42-year-old Kevin Richardson, is known as the “lion whisperer,” and when the huge predator named Meg jumps into the pond it’s only to cuddle up with him…one would think he’s doomed. But that is far from the case. Richardson has an incredible bond with the massive cats and they absolutely adore him.
“When I call Meg and she comes swimming and I see in her face, ‘if I come to you are you going to catch me?'” he says. “She looks at me, I look at her—and we know. That’s trust.” It’s a trust that only comes when a human is accepted by lions as part of their “pack,” which has taken Richardson years of work to achieve.
Lions do not like the water, so to have a lion trust a human enough to enter the water…is a very big deal.
Richardson runs a wildlife sanctuary near Pretoria, South Africa, where more than 30 lions and an assortment of hyenas and other large cats are free to roam around the 3,200 acre park. Many of the animals, including Meg, have been raised by Richarson since they were just cubs.

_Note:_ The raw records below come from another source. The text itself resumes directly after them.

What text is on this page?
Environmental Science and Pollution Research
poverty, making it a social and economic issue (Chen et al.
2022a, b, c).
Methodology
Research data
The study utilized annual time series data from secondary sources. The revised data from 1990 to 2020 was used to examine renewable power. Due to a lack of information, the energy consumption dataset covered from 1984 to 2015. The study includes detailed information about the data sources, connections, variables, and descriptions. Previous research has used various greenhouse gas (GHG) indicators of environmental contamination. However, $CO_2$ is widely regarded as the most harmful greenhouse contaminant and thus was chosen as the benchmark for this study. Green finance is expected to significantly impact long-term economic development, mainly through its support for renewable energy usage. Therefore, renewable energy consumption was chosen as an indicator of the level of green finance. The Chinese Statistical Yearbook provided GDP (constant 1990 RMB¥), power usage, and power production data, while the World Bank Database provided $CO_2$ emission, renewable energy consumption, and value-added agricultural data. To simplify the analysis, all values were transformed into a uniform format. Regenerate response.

Unlike many wild life reserves, Richardson does not allow guests to pet the cats or take pictures with them. Typically in other reserves, those cats that tourists are taking selfies with, end up being sold to game reserves and they are shot by hunters. (Not cool by the way).
“The relationships I have with them are purely to give them a better quality of life in a captive situation,” Richardson told AP. “I will look after them as long as I can.” When it is finally time to say goodbye, Richardson guarantees his animals will go to a reputable zoo or shelter where they will be protected.